Harnick released the album Sheldon Harnick: Hidden Treasures (1949–2013) in 2014, which includes recordings of song demos and pieces cut from Broadway shows from his private collection. In 2020, Harnick worked on a musical adaptation of the Soviet play The Dragon by Evgeny Schwartz.

==Personal life==
Harnick was married three times. His 1950 marriage to Mary Boatner was annulled in 1957. His marriage to Elaine May lasted only a year, from 1962 until their divorce in 1963. In 1965, he married Margery Grey. They had two children and lived in an apartment at The Beresford, a building on the Upper West Side of Manhattan.
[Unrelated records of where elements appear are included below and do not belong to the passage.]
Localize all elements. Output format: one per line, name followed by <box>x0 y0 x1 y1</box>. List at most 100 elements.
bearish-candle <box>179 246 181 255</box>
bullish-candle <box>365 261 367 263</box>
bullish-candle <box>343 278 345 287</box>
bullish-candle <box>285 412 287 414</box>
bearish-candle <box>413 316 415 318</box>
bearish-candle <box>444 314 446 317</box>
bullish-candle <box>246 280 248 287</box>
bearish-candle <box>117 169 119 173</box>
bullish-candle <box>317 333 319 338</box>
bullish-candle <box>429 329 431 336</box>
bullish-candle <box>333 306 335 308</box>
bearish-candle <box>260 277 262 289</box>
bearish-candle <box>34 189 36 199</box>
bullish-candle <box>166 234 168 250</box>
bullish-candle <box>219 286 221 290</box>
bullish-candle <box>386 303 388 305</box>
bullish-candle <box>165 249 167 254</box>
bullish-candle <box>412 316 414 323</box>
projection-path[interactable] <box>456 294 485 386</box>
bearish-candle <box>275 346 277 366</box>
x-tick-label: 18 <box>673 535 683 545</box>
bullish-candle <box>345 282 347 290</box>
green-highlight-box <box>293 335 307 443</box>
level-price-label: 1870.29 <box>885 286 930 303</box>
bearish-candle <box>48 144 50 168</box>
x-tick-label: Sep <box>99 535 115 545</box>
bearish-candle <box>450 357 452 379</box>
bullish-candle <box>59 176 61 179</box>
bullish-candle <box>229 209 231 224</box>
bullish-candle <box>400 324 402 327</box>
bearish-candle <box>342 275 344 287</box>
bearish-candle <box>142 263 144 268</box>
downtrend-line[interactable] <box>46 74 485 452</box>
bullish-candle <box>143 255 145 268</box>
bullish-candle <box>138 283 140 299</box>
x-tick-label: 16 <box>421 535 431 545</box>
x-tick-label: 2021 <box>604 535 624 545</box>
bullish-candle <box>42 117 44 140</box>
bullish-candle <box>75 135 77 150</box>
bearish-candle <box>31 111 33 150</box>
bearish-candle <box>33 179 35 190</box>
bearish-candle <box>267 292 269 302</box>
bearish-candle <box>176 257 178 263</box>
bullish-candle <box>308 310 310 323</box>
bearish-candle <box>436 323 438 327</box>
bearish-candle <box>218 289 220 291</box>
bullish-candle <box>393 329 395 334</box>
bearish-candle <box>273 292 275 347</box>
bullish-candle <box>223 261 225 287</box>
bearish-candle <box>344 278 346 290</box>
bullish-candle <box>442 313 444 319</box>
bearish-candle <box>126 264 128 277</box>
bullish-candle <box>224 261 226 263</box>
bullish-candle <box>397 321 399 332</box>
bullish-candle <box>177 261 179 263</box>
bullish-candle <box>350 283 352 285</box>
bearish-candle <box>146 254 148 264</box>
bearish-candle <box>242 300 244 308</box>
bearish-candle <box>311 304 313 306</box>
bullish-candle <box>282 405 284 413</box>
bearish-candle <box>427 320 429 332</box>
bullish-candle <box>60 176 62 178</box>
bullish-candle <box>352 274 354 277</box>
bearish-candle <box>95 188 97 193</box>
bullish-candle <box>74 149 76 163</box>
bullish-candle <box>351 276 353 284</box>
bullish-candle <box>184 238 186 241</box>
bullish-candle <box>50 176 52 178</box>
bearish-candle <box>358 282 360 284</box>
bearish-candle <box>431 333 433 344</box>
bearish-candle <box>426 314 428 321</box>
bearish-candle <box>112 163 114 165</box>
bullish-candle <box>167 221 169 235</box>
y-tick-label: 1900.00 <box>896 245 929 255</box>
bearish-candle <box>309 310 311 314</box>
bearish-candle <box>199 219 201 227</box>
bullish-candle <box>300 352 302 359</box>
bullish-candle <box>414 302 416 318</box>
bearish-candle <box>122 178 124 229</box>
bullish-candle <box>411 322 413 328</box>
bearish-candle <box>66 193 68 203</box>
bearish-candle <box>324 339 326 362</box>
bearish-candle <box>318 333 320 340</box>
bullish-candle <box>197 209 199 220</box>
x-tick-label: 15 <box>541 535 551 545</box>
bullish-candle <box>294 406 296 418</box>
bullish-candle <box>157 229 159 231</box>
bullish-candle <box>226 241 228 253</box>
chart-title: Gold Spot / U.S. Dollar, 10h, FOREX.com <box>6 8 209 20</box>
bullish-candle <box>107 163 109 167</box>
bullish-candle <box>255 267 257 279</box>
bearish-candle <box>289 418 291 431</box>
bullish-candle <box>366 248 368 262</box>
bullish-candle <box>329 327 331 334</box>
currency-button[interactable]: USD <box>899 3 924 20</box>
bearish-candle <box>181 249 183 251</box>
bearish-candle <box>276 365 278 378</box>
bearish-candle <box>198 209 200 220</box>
Harnick died there on June 23, 2023, aged 99.

==Stage productions ==
- New Faces of 1952 (1952) (music)
- Shangri-La (1956) (music)
- The Body Beautiful (1958) (Bock)
- Portofino (1958) (lyrics with Richard Ney)
- Fiorello! (1959) (Bock) (winner of the Pulitzer Prize for Drama)
- Songs to Ford-ify Your Future (1959) (Bock), an industrial musical for the Ford Motor Company
- Tenderloin (1960) (Bock)
- Smiling the Boy Fell Dead (1961) (David Baker)
- She Loves Me (1963) (Bock)
- Fiddler on the Roof (1964) (Bock)
- The Apple Tree (1966) (Bock)
- Her First Roman (1968) (Bock, brought in to fix show)
- The Rothschilds (1970) (Bock)
- Pinocchio (1973) (Mary Rodgers)
- Captain Jinks of the Horse Marines (1975) (Jack Beeson)
- Alice in Wonderland (1975) (Joe Raposo)
- Rex (1976) (Richard Rodgers)
- The Madwoman of Central Park West (1979)
- The Umbrellas of Cherbourg (1979) (Michel Legrand) (contributed English lyrics for stage adaptation)
- A Christmas Carol (1981) (Michel Legrand)
- A Wonderful Life (1986) (Joe Raposo)
- Cyrano: The Musical (1993) (contributed English lyrics)
- The Phantom Tollbooth (1995) (lyrics, and co-credited with Norton Juster for the book)
- Coyote Tales (1998) (Henry Mollicone)
- Dragons (2003) (music by himself)
- Fiddler on the Roof (2004) (contributed lyrics for one new song, "Topsy Turvy") (Jerry Bock)
- Lady Bird: First Lady of the Land (2016)

==Honors and awards==
- In 1960, Harnick, Bock and Jerome Weidman (book) won the Pulitzer Prize in Drama for Fiorello!.
- Harnick has won three Tony Awards. In 1960, he, Bock and Weidman tied with Rodgers and Hammerstein for best musical; that year, both Fiorello! and The Sound of Music won. And in 1965, Bock and Harnick's Fiddler on the Roof won for both Best Musical and Best Composer and Lyricist.
- In honor of Harnick's vast influence on American music, on May 19, 1984, he was awarded the University of Pennsylvania Glee Club Award of Merit. Beginning in 1964, this award "established to bring a declaration of appreciation to an individual each year that has made a significant contribution to the world of music and helped to create a climate in which our talents may find valid expression."
- Harnick was honored at the Twenty-Sixth Annual William Inge Theatre Festival located in Independence, Kansas, in 2007.
- Harnick and Jerry Bock were presented with the 18th Annual York Theatre Company's prestigious Oscar Hammerstein Award for Lifetime Achievement in Theatre in 2009.
- Harnick received the 2016 Drama League Award for Distinguished Achievement in Musical Theatre, as well as the 2016 Special Tony Award for Lifetime Achievement in the Theatre.
- Harnick received an honorary doctorate from Northwestern University in 2018.
- Harnick was inducted into the Songwriters Hall of Fame in 1972 and received its highest honor, the Johnny Mercer Award, in 1990.